The Founder of the National Interest Movement (NIM), a non-partisan civil society organisation that pursues the national interest for the greater common, Abu Sakara Foster has said the demand for reforms in the constitution is gaining momentum because it has not helped the country to make progress since it’s inception.
The former presidential candidate of the Convention People’s Party (NPP) said while speaking to Alfred Ocansey on the #3FMSunrise Morning Show that ‘I think the issue about the constitution and reforms it has become very topical and it is because we have all realized that this journey we are on is not helping us making fast progress as we should be making. We do not live in isolation in this world, we have contemporary and we sight them all the time. Where are they now compared to us?’
He added “So if we have not made that degree of progress then we must begin to ask ourselves what the roadblocks and the impediments and how question how to remove them from the system and those are all the reforms the reforms we have been advocating for have talked about.”
He believes that “the evidence is there, we do not have to argue about that, because both sides of the divide all cite the Koreas and the Singapore etc.. as evidence of non- performance. So if we accept that , the issue that we must focus on is what are the things holding us back? “
Dr. Abu Sakara noted that “Constitution is the basis for all other things and if you close all the loopholes and open proper exits for certain actions around a binding vision, you will have much more effective and efficient development with less wastage and that means that you are able to achieve those things that people are crying for and in the order of the priority they are crying for them in a better way”.
That way, Dr Abu Sakara noted, “the element of continuity is taken care of; secondly, there are other things that need to be done, it’s not just the national development plan. You need to limit the excessive powers of the executive, like leaving it with the powers it needs but taking from it the powers and influence it should not have”.

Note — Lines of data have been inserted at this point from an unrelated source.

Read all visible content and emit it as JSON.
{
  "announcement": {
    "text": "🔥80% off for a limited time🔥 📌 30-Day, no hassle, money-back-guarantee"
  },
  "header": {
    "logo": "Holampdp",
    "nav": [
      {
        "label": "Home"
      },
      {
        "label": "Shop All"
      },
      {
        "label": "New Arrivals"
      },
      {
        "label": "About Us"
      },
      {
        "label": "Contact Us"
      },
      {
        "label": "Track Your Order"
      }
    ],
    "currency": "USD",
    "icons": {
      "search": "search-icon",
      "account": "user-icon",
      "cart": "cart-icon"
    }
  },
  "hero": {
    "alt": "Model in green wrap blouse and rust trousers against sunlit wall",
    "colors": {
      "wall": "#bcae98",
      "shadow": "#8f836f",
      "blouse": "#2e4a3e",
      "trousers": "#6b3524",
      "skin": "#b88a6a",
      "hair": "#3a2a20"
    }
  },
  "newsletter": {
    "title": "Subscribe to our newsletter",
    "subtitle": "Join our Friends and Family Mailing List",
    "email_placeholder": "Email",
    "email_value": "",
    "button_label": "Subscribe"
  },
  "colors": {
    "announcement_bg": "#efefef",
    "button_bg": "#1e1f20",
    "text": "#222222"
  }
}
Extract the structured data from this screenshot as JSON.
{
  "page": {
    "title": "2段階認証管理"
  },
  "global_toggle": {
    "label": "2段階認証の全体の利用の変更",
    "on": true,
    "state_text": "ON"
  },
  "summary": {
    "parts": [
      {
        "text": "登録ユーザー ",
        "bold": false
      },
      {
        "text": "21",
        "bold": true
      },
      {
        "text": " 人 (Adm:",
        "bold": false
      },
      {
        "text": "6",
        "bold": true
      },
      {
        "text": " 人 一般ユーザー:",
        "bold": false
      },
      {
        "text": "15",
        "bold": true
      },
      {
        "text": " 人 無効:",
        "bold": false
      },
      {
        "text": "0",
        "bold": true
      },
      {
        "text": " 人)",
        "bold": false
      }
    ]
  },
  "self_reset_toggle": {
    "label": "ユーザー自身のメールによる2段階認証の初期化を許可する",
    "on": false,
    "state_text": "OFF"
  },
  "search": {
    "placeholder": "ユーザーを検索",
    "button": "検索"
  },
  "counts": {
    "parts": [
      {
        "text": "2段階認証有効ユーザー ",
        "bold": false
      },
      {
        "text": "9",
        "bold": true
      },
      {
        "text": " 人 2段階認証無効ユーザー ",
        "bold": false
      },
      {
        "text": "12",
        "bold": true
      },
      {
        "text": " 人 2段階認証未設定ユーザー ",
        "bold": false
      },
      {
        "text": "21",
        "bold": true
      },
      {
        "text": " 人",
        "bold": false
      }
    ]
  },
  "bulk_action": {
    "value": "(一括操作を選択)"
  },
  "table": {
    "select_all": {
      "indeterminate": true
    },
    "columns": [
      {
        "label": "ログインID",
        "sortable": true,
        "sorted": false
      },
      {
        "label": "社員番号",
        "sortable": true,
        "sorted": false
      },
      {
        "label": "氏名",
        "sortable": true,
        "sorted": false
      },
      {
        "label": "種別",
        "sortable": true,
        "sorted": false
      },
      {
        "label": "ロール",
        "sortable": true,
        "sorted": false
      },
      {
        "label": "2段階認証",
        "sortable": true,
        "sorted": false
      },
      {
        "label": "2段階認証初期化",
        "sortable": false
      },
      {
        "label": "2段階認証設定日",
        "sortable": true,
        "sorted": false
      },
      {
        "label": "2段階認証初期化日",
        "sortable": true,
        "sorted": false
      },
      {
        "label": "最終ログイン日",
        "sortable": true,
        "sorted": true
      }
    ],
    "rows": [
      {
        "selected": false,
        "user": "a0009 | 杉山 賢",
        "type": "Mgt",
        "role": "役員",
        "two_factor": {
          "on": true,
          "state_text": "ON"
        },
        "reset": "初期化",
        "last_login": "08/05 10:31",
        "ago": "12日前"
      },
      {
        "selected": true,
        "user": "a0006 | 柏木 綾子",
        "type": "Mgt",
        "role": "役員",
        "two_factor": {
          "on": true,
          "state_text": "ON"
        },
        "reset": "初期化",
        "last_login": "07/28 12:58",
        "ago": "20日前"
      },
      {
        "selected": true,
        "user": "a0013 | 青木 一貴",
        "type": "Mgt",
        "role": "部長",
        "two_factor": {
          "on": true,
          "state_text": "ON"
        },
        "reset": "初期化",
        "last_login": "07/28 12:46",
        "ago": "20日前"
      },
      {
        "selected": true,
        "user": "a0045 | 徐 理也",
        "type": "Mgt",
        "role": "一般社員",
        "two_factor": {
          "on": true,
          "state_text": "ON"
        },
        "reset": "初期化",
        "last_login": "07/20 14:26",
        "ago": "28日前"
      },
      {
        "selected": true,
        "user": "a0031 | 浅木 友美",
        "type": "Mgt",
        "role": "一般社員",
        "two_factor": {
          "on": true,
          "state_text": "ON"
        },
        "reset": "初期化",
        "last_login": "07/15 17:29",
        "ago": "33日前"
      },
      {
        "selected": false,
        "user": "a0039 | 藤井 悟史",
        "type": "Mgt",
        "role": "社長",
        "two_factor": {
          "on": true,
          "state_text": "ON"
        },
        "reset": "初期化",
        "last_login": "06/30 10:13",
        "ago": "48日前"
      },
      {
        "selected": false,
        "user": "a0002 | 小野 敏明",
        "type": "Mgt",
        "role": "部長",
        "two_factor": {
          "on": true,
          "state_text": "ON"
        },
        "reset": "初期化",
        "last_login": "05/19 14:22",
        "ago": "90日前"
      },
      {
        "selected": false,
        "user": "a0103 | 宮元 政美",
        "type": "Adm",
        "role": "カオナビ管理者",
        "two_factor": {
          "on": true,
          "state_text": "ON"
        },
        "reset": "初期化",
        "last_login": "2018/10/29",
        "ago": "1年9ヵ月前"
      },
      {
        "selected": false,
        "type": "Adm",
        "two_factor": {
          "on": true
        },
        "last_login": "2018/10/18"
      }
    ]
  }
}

He also proposed that “You should deconcentrate the power of the executive by strengthening independent constitutional bodies in a manner in which they are appointed independently by a known, designated national body that is also independent of the executive and they are funded directly through levies and their operations cannot be controlled by the executive”
In his view, “if you do it this way, you won’t have a director of public prosecution who it takes about two years to fund”.